Langevin was the principal investigator of studies funded by the National Institutes of Health. The Boston Globe describes her as a "celebrity" in the world of acupuncture.

== Biography ==
Langevin received an MD degree from McGill University in 1978. She did a post doctoral research fellowship in Neurochemistry at the MRC Neurochemical Pharmacology Unit in Cambridge, England, a residency in Internal Medicine and a fellowship in Endocrinology and Metabolism at Johns Hopkins Hospital. She was a Professor in Residence of Medicine at Harvard Medical School, Brigham and Women's Hospital. She was also a part-time Professor of Neurology, Orthopedics and Rehabilitation at the University of Vermont College of Medicine.

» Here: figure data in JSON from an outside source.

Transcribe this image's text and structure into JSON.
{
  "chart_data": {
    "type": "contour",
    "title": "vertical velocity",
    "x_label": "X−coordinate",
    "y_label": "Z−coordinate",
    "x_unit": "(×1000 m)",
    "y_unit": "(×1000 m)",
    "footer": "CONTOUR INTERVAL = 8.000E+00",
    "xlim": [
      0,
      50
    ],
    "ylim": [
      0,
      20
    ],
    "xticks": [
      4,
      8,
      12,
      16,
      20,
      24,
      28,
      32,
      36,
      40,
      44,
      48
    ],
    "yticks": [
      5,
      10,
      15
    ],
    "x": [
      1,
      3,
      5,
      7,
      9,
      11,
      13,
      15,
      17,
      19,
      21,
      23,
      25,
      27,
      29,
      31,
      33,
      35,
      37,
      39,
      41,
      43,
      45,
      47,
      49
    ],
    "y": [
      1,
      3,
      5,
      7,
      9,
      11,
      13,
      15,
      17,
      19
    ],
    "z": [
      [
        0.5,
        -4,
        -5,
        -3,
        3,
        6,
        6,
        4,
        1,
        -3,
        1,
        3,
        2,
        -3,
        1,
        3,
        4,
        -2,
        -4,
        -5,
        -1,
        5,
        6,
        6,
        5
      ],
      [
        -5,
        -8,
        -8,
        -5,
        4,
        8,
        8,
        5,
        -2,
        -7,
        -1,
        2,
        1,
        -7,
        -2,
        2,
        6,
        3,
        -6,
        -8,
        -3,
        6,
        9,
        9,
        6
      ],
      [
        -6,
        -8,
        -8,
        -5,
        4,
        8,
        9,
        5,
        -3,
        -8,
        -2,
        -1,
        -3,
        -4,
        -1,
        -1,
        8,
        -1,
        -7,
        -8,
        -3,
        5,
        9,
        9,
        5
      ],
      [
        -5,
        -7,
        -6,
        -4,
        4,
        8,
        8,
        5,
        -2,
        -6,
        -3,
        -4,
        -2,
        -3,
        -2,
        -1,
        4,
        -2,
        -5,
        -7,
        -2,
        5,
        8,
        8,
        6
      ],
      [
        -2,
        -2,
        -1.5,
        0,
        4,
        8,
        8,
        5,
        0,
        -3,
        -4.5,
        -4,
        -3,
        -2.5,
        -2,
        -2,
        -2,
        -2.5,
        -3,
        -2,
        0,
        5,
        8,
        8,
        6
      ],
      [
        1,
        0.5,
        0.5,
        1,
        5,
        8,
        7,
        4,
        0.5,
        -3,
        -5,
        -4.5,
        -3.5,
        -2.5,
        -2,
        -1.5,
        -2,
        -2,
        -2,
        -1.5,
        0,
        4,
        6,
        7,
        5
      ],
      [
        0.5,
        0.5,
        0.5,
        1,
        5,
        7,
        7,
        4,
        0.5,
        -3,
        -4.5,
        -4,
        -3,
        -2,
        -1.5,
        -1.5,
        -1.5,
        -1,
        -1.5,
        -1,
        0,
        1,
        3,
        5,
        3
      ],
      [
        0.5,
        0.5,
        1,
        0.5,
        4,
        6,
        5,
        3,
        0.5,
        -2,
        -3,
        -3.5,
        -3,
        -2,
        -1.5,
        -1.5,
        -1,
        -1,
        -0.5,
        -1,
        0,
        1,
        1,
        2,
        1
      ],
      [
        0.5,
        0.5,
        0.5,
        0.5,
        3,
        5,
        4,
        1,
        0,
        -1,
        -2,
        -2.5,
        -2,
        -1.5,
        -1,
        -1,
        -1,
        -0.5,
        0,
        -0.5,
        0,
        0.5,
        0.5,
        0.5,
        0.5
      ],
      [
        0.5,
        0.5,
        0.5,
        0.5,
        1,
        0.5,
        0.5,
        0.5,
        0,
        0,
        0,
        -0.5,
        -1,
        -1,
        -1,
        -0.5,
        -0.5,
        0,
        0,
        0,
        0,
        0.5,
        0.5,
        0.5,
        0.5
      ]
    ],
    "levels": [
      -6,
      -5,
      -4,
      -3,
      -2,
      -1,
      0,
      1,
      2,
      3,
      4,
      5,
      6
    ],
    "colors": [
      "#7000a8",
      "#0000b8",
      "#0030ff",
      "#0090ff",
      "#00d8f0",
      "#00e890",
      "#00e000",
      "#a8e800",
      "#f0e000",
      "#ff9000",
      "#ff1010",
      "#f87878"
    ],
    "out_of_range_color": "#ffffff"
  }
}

She was the Principal Investigator of two NIH-funded studies investigating the role of connective tissue in low back pain and the mechanisms of manual and movement based therapies. Her previous studies in humans and animal models have found that "needle grasp", the biomechanical component of de qi, may be caused by connective tissue winding around the needle.

Helene Langevin was appointed as Director of the Osher Center for Integrative Medicine at Harvard Medical School and Brigham and Women's Hospital in November 2012.

== Research related to acupuncture ==
In December 2001, a study by Langevin and several other researchers at the University of Vermont College of Medicine regarding the "Biomechanical response to acupuncture needling in humans" was published by the peer-reviewed Journal of Applied Physiology, which examined the effects of mechanical tissue stimulation during tissue stretch and during acupuncture.